Les actions du propriétaire de British Airways, International Consolidated Airlines (LSE:IAG), ont décollé en 2025. Nous parlons d’un gain de 40 %.
Il n’y a pas que les onze derniers mois qui ont été fantastiques. Ceux qui auront le courage d’acheter à nouveau en 2020 auront vu leurs paris augmenter d’environ 300 % à mesure que les voyages mondiaux reprennent. Oh, et c’est sans tenir compte des dividendes reçus en septembre 2024 et en juin de cette année.
Ce sont des exemples comme celui-ci qui montrent pourquoi nous aimons adopter une approche à long terme chez Fool UK.
Compte tenu d’une reprise aussi magnifique, il n’est pas surprenant que la société n’ait figuré dans aucun des commentaires baissiers que j’ai vus en ligne.
Ironiquement, la majeure partie de cette somme a été réservée au propriétaire de ChatGPT et aux géants de la technologie qui investissent massivement dans l’IA.
Alors pourquoi cette action FTSE 100 est-elle à risque ?
Selon le robot, IAG, comme on l’appelle, est vulnérable car il dépend entièrement des voyages discrétionnaires des consommateurs et des affaires. Cette dépendance peut être un cauchemar dans les moments difficiles, car c’est une de ces dépenses qu’il est facile pour nous de réduire.
Le problème est que l’entreprise plafonnée à 19 milliards de livres sterling ne peut pas facilement réduire les coûts à elle seule. Le manque de brochures n’a aucune importance ; elle doit encore faire face à des dépenses substantielles liées à la maintenance des avions, au paiement du personnel et à la couverture des coûts de carburant. Encore une fois, cela explique pourquoi le bilan d’IAG s’est gonflé de dettes pendant la pandémie.
Jusqu’à présent, tout est assez évident. Mais les craintes actuelles d’un krach boursier imminent ne devraient-elles pas entraîner une baisse des actions au lieu d’une hausse ?
toujours pas cher
Eh bien, l’élan positif d’IAG pourrait être dû au fait que les analystes sont optimistes quant à ce que la société pourrait dire dans sa prochaine mise à jour, qui arrivera ce vendredi 7 novembre.
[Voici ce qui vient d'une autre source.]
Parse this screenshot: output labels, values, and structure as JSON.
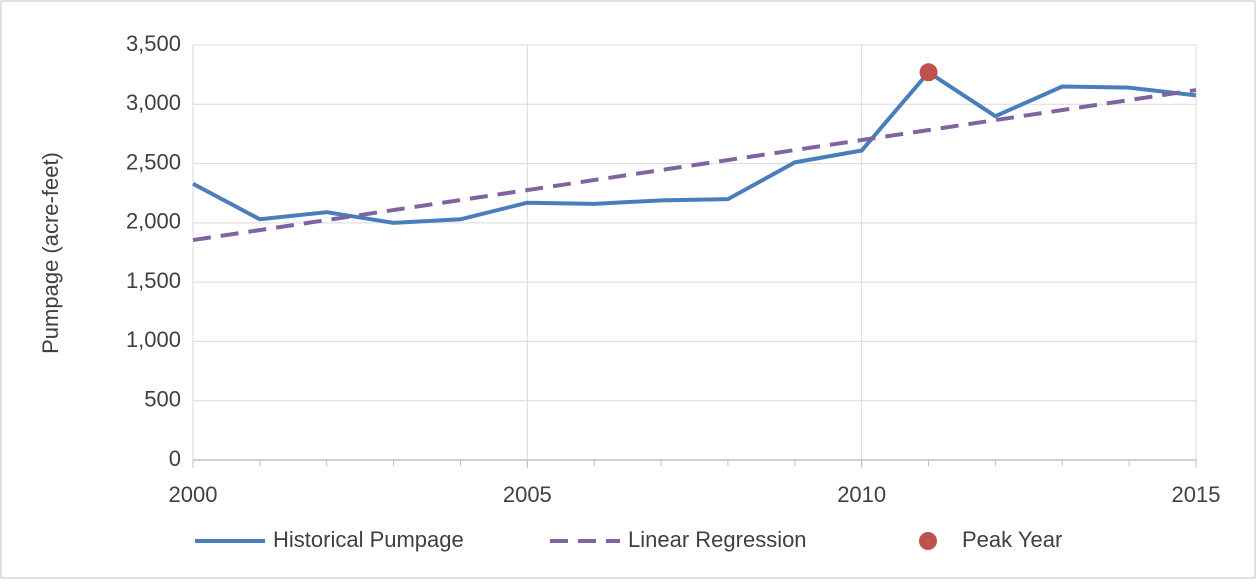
{
  "chart_data": {
    "type": "line",
    "ylabel": "Pumpage (acre-feet)",
    "xlim": [
      2000,
      2015
    ],
    "xticks": [
      2000,
      2005,
      2010,
      2015
    ],
    "ylim": [
      0,
      3500
    ],
    "yticks": [
      0,
      500,
      {
        "value": 1000,
        "label": "1,000"
      },
      {
        "value": 1500,
        "label": "1,500"
      },
      {
        "value": 2000,
        "label": "2,000"
      },
      {
        "value": 2500,
        "label": "2,500"
      },
      {
        "value": 3000,
        "label": "3,000"
      },
      {
        "value": 3500,
        "label": "3,500"
      }
    ],
    "grid": true,
    "legend": "bottom",
    "series": [
      {
        "name": "Historical Pumpage",
        "color": "#4a7ebb",
        "style": "solid",
        "x": [
          2000,
          2001,
          2002,
          2003,
          2004,
          2005,
          2006,
          2007,
          2008,
          2009,
          2010,
          2011,
          2012,
          2013,
          2014,
          2015
        ],
        "values": [
          2330,
          2030,
          2090,
          2000,
          2030,
          2170,
          2160,
          2190,
          2200,
          2510,
          2610,
          3270,
          2900,
          3150,
          3140,
          3075
        ]
      },
      {
        "name": "Linear Regression",
        "color": "#8064a2",
        "style": "dashed",
        "x": [
          2000,
          2015
        ],
        "values": [
          1855,
          3120
        ]
      },
      {
        "name": "Peak Year",
        "color": "#c0504d",
        "style": "marker",
        "x": [
          2011
        ],
        "values": [
          3270
        ]
      }
    ]
  }
}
En septembre, IAG a annoncé un bénéfice de 1,68 milliard d’euros au deuxième trimestre, bien supérieur aux 1,4 milliard d’euros attendus. Cela s’explique en partie par la forte demande de vols transatlantiques, qui a contribué à apaiser les inquiétudes concernant l’impact de la guerre tarifaire menée par le président Trump.
S’il existe des preuves que cela continue, d’autres progrès pourraient être réalisés à l’avenir. Après tout, le titre se négocie toujours à un ratio cours/bénéfice (P/E) inférieur à la moyenne de sept.
Ce que je veux dire, c’est qu’il n’existe aucune règle qui stipule que les actions d’IAG doivent chuter à partir de là, même si d’autres actions le font. Cela dépend du catalyseur d’un accident.
Oubliez le robot
Inutile de dire que je n’utilise jamais l’IA pour prendre des décisions d’investissement. En plus de ne pas connaître mes propres préférences, ma tolérance au risque ou mes objectifs financiers, cela ne peut jamais remplacer une recherche appropriée sur une entreprise.
ChatGPT ne sait pas non plus où vont les cours des actions, tout comme nous. Les cinq nommés ici pourraient terminer l’année 2025 avec une note plus élevée qu’ils ne le sont actuellement.
Personnellement, je pense qu’il existe d’autres actions du FTSE 100 avec des prix beaucoup plus élevés qui pourraient également faire l’objet d’un bilan si (et c’est un énorme « si ») les marchés s’effondrent.